Afuera hacía un día esplendoroso. La cúpula celeste en toda su amplitud se abría límpida y exenta de cualquier nubosa o nublosa mácula. Las aves entre las copas cantan a coro sus trinos de agradecimiento mientras ondean su plumaje al son de la tibia brisa veraniega. Más allá, el gato, derretido y largo como él solo, toma un baño de sol empapando de luz su completa y líquida felinosidad. ¿Y nosotros los niños? pues… encerrados en una pieza oscura, sentados frente a la tele.
La casetera termina de rebobinar un juego de Atari que podría ser cualquiera, mientras uno de los niños, con hábiles manos, logra apretar las perrillas que conectan la televisión a la switch box.

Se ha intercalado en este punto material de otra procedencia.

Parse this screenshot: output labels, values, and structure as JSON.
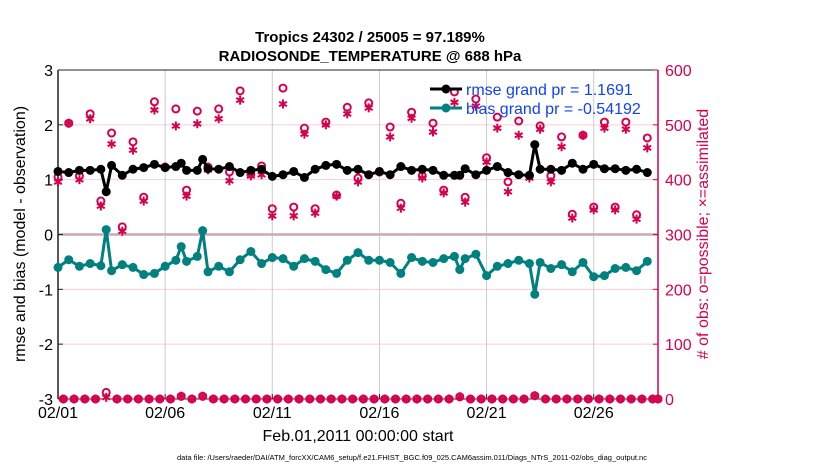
{
  "chart_data": {
    "type": "line",
    "title": [
      "Tropics 24302 / 25005 = 97.189%",
      "RADIOSONDE_TEMPERATURE @ 688 hPa"
    ],
    "xlabel": "Feb.01,2011 00:00:00 start",
    "ylabel": "rmse and bias (model - observation)",
    "y2label": "# of obs: o=possible; ×=assimilated",
    "footer": "data file: /Users/raeder/DAI/ATM_forcXX/CAM6_setup/f.e21.FHIST_BGC.f09_025.CAM6assim.011/Diags_NTrS_2011-02/obs_diag_output.nc",
    "x_units": "days since 2011-02-01 00:00",
    "xlim": [
      0,
      28
    ],
    "ylim": [
      -3,
      3
    ],
    "y2lim": [
      0,
      600
    ],
    "xticks": [
      0,
      5,
      10,
      15,
      20,
      25
    ],
    "xtick_labels": [
      "02/01",
      "02/06",
      "02/11",
      "02/16",
      "02/21",
      "02/26"
    ],
    "yticks": [
      -3,
      -2,
      -1,
      0,
      1,
      2,
      3
    ],
    "ytick_labels": [
      "-3",
      "-2",
      "-1",
      "0",
      "1",
      "2",
      "3"
    ],
    "y2ticks": [
      0,
      100,
      200,
      300,
      400,
      500,
      600
    ],
    "y2tick_labels": [
      "0",
      "100",
      "200",
      "300",
      "400",
      "500",
      "600"
    ],
    "grid": true,
    "legend_position": "top-right",
    "colors": {
      "rmse": "#000000",
      "bias": "#00807f",
      "obs": "#d8004c",
      "legend_text": "#1040ff",
      "grid": "#cccccc",
      "grid2": "#f5cfdc"
    },
    "series": [
      {
        "name": "rmse grand pr = 1.1691",
        "key": "rmse",
        "x": [
          0,
          0.5,
          1,
          1.5,
          2,
          2.25,
          2.5,
          3,
          3.5,
          4,
          4.5,
          5,
          5.5,
          5.75,
          6,
          6.5,
          6.75,
          7,
          7.5,
          8,
          8.5,
          9,
          9.5,
          10,
          10.5,
          11,
          11.5,
          12,
          12.5,
          13,
          13.5,
          14,
          14.5,
          15,
          15.5,
          16,
          16.5,
          17,
          17.5,
          18,
          18.5,
          18.75,
          19,
          19.5,
          20,
          20.5,
          21,
          21.5,
          22,
          22.25,
          22.5,
          23,
          23.5,
          24,
          24.5,
          25,
          25.5,
          26,
          26.5,
          27,
          27.5
        ],
        "y": [
          1.15,
          1.13,
          1.17,
          1.17,
          1.19,
          0.78,
          1.26,
          1.08,
          1.19,
          1.22,
          1.28,
          1.22,
          1.24,
          1.3,
          1.17,
          1.17,
          1.37,
          1.2,
          1.19,
          1.24,
          1.13,
          1.17,
          1.19,
          1.06,
          1.09,
          1.15,
          1.04,
          1.19,
          1.26,
          1.28,
          1.17,
          1.19,
          1.09,
          1.15,
          1.09,
          1.24,
          1.17,
          1.19,
          1.17,
          1.08,
          1.08,
          1.08,
          1.2,
          1.09,
          1.17,
          1.24,
          1.13,
          1.09,
          1.08,
          1.64,
          1.19,
          1.19,
          1.17,
          1.3,
          1.19,
          1.28,
          1.2,
          1.2,
          1.17,
          1.19,
          1.13
        ]
      },
      {
        "name": "bias grand pr = -0.54192",
        "key": "bias",
        "x": [
          0,
          0.5,
          1,
          1.5,
          2,
          2.25,
          2.5,
          3,
          3.5,
          4,
          4.5,
          5,
          5.5,
          5.75,
          6,
          6.5,
          6.75,
          7,
          7.5,
          8,
          8.5,
          9,
          9.5,
          10,
          10.5,
          11,
          11.5,
          12,
          12.5,
          13,
          13.5,
          14,
          14.5,
          15,
          15.5,
          16,
          16.5,
          17,
          17.5,
          18,
          18.5,
          18.75,
          19,
          19.5,
          20,
          20.5,
          21,
          21.5,
          22,
          22.25,
          22.5,
          23,
          23.5,
          24,
          24.5,
          25,
          25.5,
          26,
          26.5,
          27,
          27.5
        ],
        "y": [
          -0.6,
          -0.46,
          -0.58,
          -0.53,
          -0.57,
          0.09,
          -0.66,
          -0.55,
          -0.6,
          -0.73,
          -0.71,
          -0.58,
          -0.47,
          -0.22,
          -0.49,
          -0.4,
          0.07,
          -0.68,
          -0.58,
          -0.68,
          -0.46,
          -0.31,
          -0.53,
          -0.42,
          -0.44,
          -0.58,
          -0.44,
          -0.49,
          -0.64,
          -0.71,
          -0.47,
          -0.33,
          -0.47,
          -0.47,
          -0.51,
          -0.71,
          -0.42,
          -0.49,
          -0.51,
          -0.44,
          -0.4,
          -0.64,
          -0.44,
          -0.36,
          -0.75,
          -0.58,
          -0.53,
          -0.47,
          -0.53,
          -1.09,
          -0.51,
          -0.62,
          -0.55,
          -0.68,
          -0.51,
          -0.77,
          -0.75,
          -0.62,
          -0.6,
          -0.66,
          -0.49
        ]
      }
    ],
    "obs_main": {
      "x": [
        0,
        0.5,
        1,
        1.5,
        2,
        2.5,
        3,
        3.5,
        4,
        4.5,
        5,
        5.5,
        6,
        6.5,
        7,
        7.5,
        8,
        8.5,
        9,
        9.5,
        10,
        10.5,
        11,
        11.5,
        12,
        12.5,
        13,
        13.5,
        14,
        14.5,
        15,
        15.5,
        16,
        16.5,
        17,
        17.5,
        18,
        18.5,
        19,
        19.5,
        20,
        20.5,
        21,
        21.5,
        22,
        22.5,
        23,
        23.5,
        24,
        24.5,
        25,
        25.5,
        26,
        26.5,
        27,
        27.5
      ],
      "possible": [
        405,
        503,
        407,
        520,
        361,
        485,
        314,
        469,
        368,
        542,
        423,
        529,
        381,
        525,
        423,
        529,
        414,
        562,
        410,
        425,
        347,
        567,
        350,
        494,
        347,
        505,
        372,
        532,
        403,
        540,
        414,
        496,
        357,
        523,
        407,
        503,
        381,
        560,
        368,
        547,
        440,
        514,
        396,
        507,
        407,
        498,
        407,
        478,
        337,
        481,
        350,
        505,
        350,
        505,
        336,
        476
      ],
      "assimilated": [
        396,
        503,
        400,
        511,
        352,
        465,
        306,
        454,
        361,
        527,
        423,
        498,
        370,
        502,
        418,
        511,
        398,
        545,
        407,
        409,
        334,
        538,
        334,
        483,
        339,
        500,
        370,
        520,
        396,
        531,
        414,
        478,
        348,
        512,
        403,
        487,
        376,
        541,
        359,
        534,
        432,
        494,
        378,
        481,
        403,
        492,
        396,
        460,
        330,
        481,
        345,
        494,
        345,
        492,
        328,
        458
      ]
    },
    "obs_offhours": {
      "x": [
        0.25,
        0.75,
        1.25,
        1.75,
        2.25,
        2.75,
        3.25,
        3.75,
        4.25,
        4.75,
        5.25,
        5.75,
        6.25,
        6.75,
        7.25,
        7.75,
        8.25,
        8.75,
        9.25,
        9.75,
        10.25,
        10.75,
        11.25,
        11.75,
        12.25,
        12.75,
        13.25,
        13.75,
        14.25,
        14.75,
        15.25,
        15.75,
        16.25,
        16.75,
        17.25,
        17.75,
        18.25,
        18.75,
        19.25,
        19.75,
        20.25,
        20.75,
        21.25,
        21.75,
        22.25,
        22.75,
        23.25,
        23.75,
        24.25,
        24.75,
        25.25,
        25.75,
        26.25,
        26.75,
        27.25,
        27.75,
        28
      ],
      "possible": [
        0,
        0,
        0,
        0,
        12,
        0,
        0,
        0,
        0,
        0,
        0,
        5,
        0,
        5,
        0,
        0,
        0,
        0,
        0,
        0,
        0,
        0,
        0,
        0,
        0,
        0,
        0,
        0,
        0,
        0,
        0,
        0,
        0,
        0,
        0,
        0,
        0,
        4,
        0,
        0,
        0,
        0,
        0,
        0,
        6,
        0,
        0,
        0,
        0,
        0,
        0,
        0,
        0,
        0,
        0,
        0,
        0
      ],
      "assimilated": [
        0,
        0,
        0,
        0,
        3,
        0,
        0,
        0,
        0,
        0,
        0,
        5,
        0,
        5,
        0,
        0,
        0,
        0,
        0,
        0,
        0,
        0,
        0,
        0,
        0,
        0,
        0,
        0,
        0,
        0,
        0,
        0,
        0,
        0,
        0,
        0,
        0,
        4,
        0,
        0,
        0,
        0,
        0,
        0,
        6,
        0,
        0,
        0,
        0,
        0,
        0,
        0,
        0,
        0,
        0,
        0,
        0
      ]
    }
  }
}
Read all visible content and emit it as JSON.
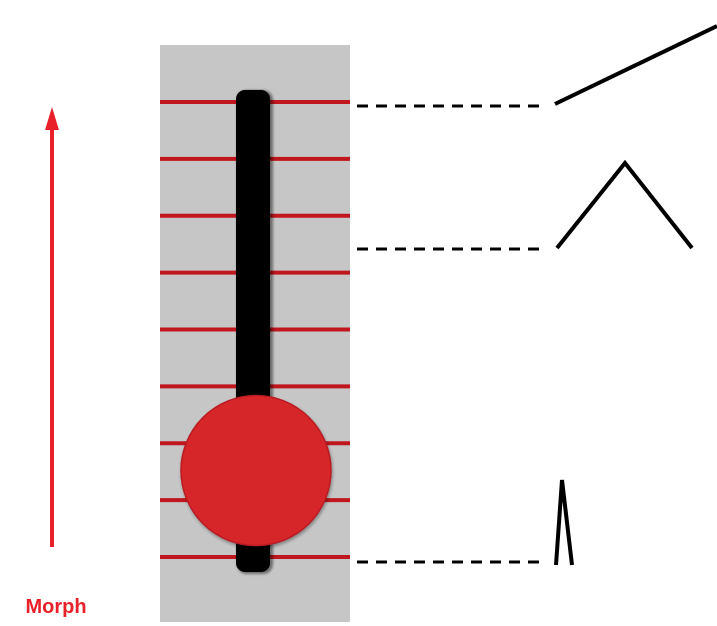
{
  "label": "Morph",
  "colors": {
    "accent": "#e8202a",
    "track": "#c6c6c6",
    "rail": "#c0161d",
    "knob": "#d7252b",
    "ink": "#000000"
  },
  "slider": {
    "notch_count": 9,
    "position_fraction": 0.19
  },
  "waveforms": [
    "sawtooth-icon",
    "triangle-icon",
    "pulse-icon"
  ]
}
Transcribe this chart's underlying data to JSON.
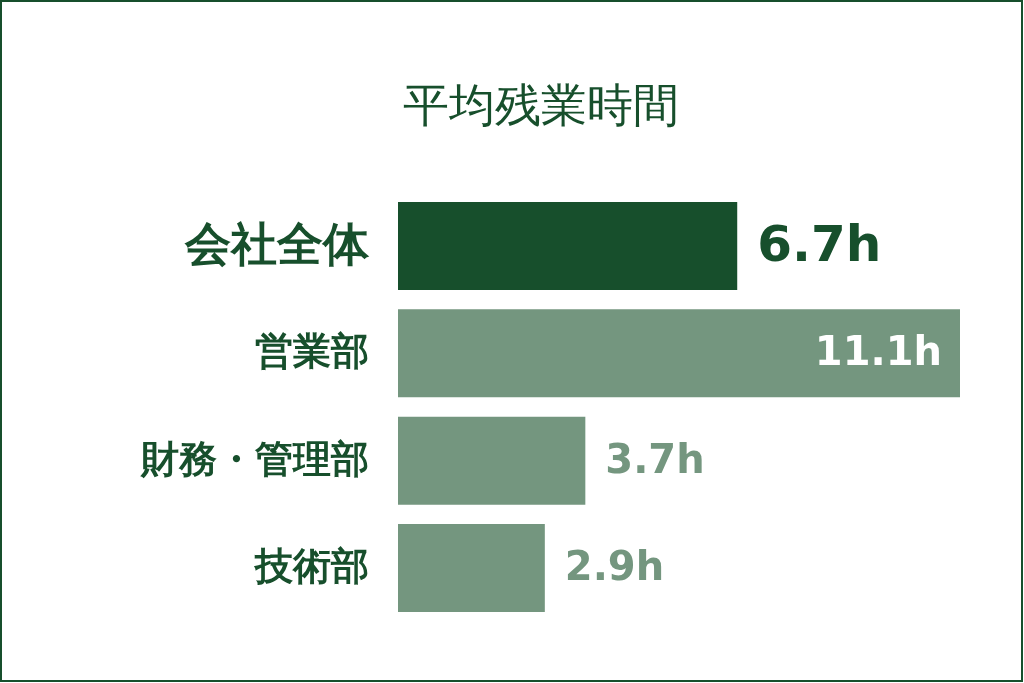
{
  "chart_data": {
    "type": "bar",
    "orientation": "horizontal",
    "title": "平均残業時間",
    "categories": [
      "会社全体",
      "営業部",
      "財務・管理部",
      "技術部"
    ],
    "values": [
      6.7,
      11.1,
      3.7,
      2.9
    ],
    "colors": [
      "#174f2c",
      "#74967f",
      "#74967f",
      "#74967f"
    ],
    "value_labels": [
      "6.7h",
      "11.1h",
      "3.7h",
      "2.9h"
    ]
  }
}
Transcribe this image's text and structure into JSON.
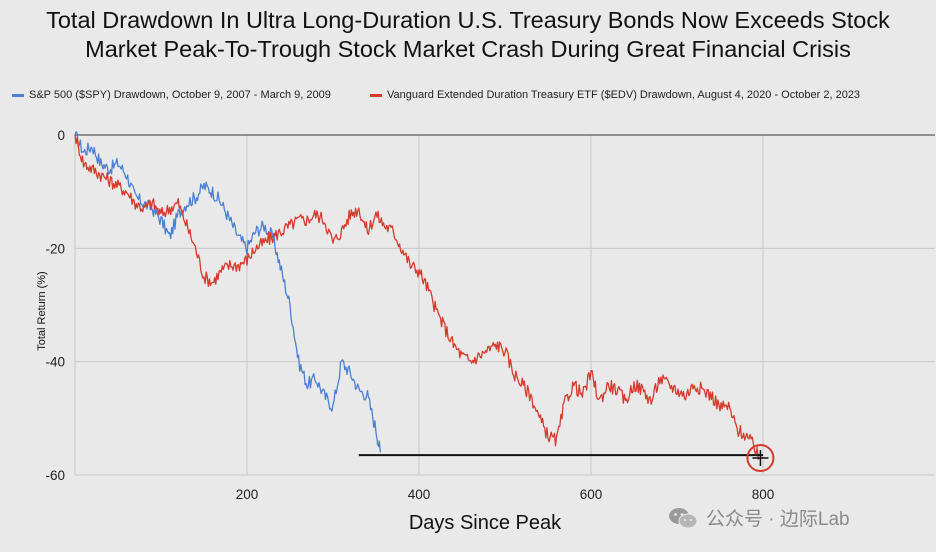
{
  "chart_data": {
    "type": "line",
    "title": "Total Drawdown In Ultra Long-Duration U.S. Treasury Bonds Now Exceeds Stock\nMarket Peak-To-Trough Stock Market Crash During Great Financial Crisis",
    "xlabel": "Days Since Peak",
    "ylabel": "Total Return (%)",
    "xlim": [
      0,
      1000
    ],
    "ylim": [
      -60,
      0
    ],
    "xticks": [
      200,
      400,
      600,
      800
    ],
    "yticks": [
      0,
      -20,
      -40,
      -60
    ],
    "grid": true,
    "legend_position": "top",
    "series": [
      {
        "name": "S&P 500 ($SPY) Drawdown, October 9, 2007 - March 9, 2009",
        "color": "#4a80d4",
        "x": [
          0,
          10,
          20,
          30,
          40,
          50,
          60,
          70,
          80,
          90,
          100,
          110,
          120,
          130,
          140,
          150,
          160,
          170,
          180,
          190,
          200,
          210,
          220,
          230,
          240,
          250,
          260,
          270,
          280,
          290,
          300,
          310,
          320,
          330,
          340,
          350,
          355
        ],
        "y": [
          0,
          -3,
          -2,
          -5,
          -6,
          -5,
          -7,
          -11,
          -12,
          -13,
          -15,
          -18,
          -14,
          -12,
          -11,
          -9,
          -10,
          -12,
          -15,
          -18,
          -20,
          -17,
          -16,
          -18,
          -24,
          -30,
          -40,
          -44,
          -43,
          -46,
          -48,
          -40,
          -42,
          -45,
          -46,
          -52,
          -56
        ]
      },
      {
        "name": "Vanguard Extended Duration Treasury ETF ($EDV) Drawdown, August 4, 2020 - October 2, 2023",
        "color": "#d63a2c",
        "x": [
          0,
          10,
          20,
          30,
          40,
          50,
          60,
          70,
          80,
          90,
          100,
          110,
          120,
          130,
          140,
          150,
          160,
          170,
          180,
          190,
          200,
          210,
          220,
          230,
          240,
          250,
          260,
          270,
          280,
          290,
          300,
          310,
          320,
          330,
          340,
          350,
          360,
          370,
          380,
          390,
          400,
          410,
          420,
          430,
          440,
          450,
          460,
          470,
          480,
          490,
          500,
          510,
          520,
          530,
          540,
          550,
          560,
          570,
          580,
          590,
          600,
          610,
          620,
          630,
          640,
          650,
          660,
          670,
          680,
          690,
          700,
          710,
          720,
          730,
          740,
          750,
          760,
          770,
          780,
          790,
          795
        ],
        "y": [
          0,
          -5,
          -6,
          -7,
          -8,
          -9,
          -10,
          -12,
          -13,
          -12,
          -14,
          -13,
          -12,
          -16,
          -20,
          -25,
          -26,
          -24,
          -23,
          -23,
          -22,
          -20,
          -19,
          -18,
          -17,
          -16,
          -15,
          -15,
          -14,
          -15,
          -19,
          -17,
          -14,
          -13,
          -17,
          -14,
          -16,
          -17,
          -20,
          -23,
          -24,
          -27,
          -31,
          -34,
          -37,
          -39,
          -40,
          -39,
          -38,
          -37,
          -38,
          -42,
          -44,
          -46,
          -50,
          -53,
          -54,
          -47,
          -44,
          -46,
          -42,
          -47,
          -44,
          -45,
          -47,
          -44,
          -45,
          -47,
          -43,
          -44,
          -45,
          -46,
          -44,
          -45,
          -46,
          -48,
          -48,
          -52,
          -53,
          -55,
          -57
        ]
      }
    ],
    "annotations": {
      "horizontal_line": {
        "y": -56.5,
        "x_start": 330,
        "x_end": 800,
        "color": "#111111"
      },
      "circle_marker": {
        "x": 797,
        "y": -57,
        "color": "#d63a2c"
      }
    }
  },
  "watermark": {
    "text": "公众号 · 边际Lab",
    "icon": "wechat-icon"
  }
}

—¿Pusiste el canal tres? —pregunta una voz a lo lejos.
—¡No, al tiro! —responde otra voz, mientras gira la perilla de los canales.
Las manos luchan por el control de los controles y el desorden se desata hasta que se prende la consola. Todos los ojos ocupados observando el mismo punto en el espacio televisivo. Suena la casetera al quitarle la pausa y luego el horror, el horror de la eterna espera. Pues el casete no traía precargado el Pong para poder aguantarla…
* * *
Uno de mis hijos se sienta frente a la PS3, mientras abre el envoltorio de un juego nuevo, cuyo disco pasa de la caja a la consola de forma casi instantánea. Ansiosamente la prende, se logea y todo eso. Pero antes de ponerse a jugar, y sin que yo siquiera alcanzase a emitir el típico comentario de viejo de mierda del tipo “ustedes no sufren lo que sufríamos nosotros con los tiempos de carga”, ¡PAF! hay que bajar doce actualizaciones antes para poder jugar. ¡GUAJA!
Así que en vez de esparcir viejodemierdés, me terminé riendo bajito. Je.